Simulation results for the case when the two diseases have unequal sample sizes and equal h² levels and m = 1000. “BVR” and “UVR” are defined as in Figure 1. One of the diseases has 2000 samples and the other has 1000 samples. Two h² levels (0.6 and 0.3) were simulated. The proportion of shared causal SNPs, γ was varied from 0 to 1 with an increment of 0.25. The numbers below the UVR box plots are the h² levels.
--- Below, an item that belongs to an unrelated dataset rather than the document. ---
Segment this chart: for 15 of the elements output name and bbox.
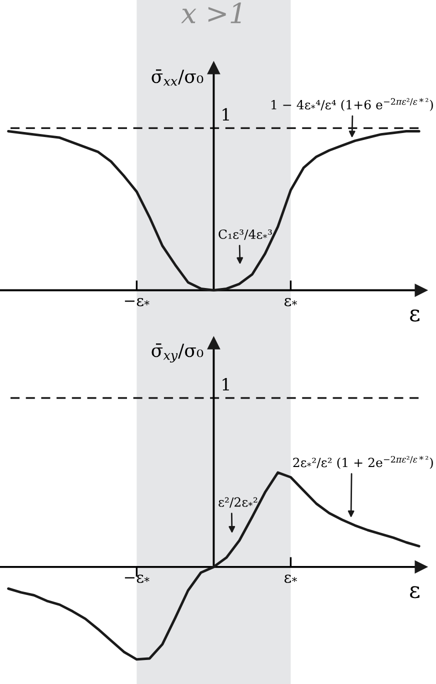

Following the UVR box plots are the results of BVR with the same h² levels at different γ values (below the BVR box plots).

Fig. 9

Simulation results for the case when the two diseases have equal sample sizes and unequal h² levels and m = 1000. “BVR” and “UVR” are defined as in Figure 1. One of the diseases has h² = 0.6 and the other has h² = 0.3. Two sample sizes (2000 and 1000) were simulated. The proportion of shared causal SNPs, γ was varied from 0 to 1 with an increment of 0.25. The numbers below the UVR box plots are the sample sizes. Following the UVR box plots are the results of BVR with the same sample sizes at different γ values (below the BVR box plots).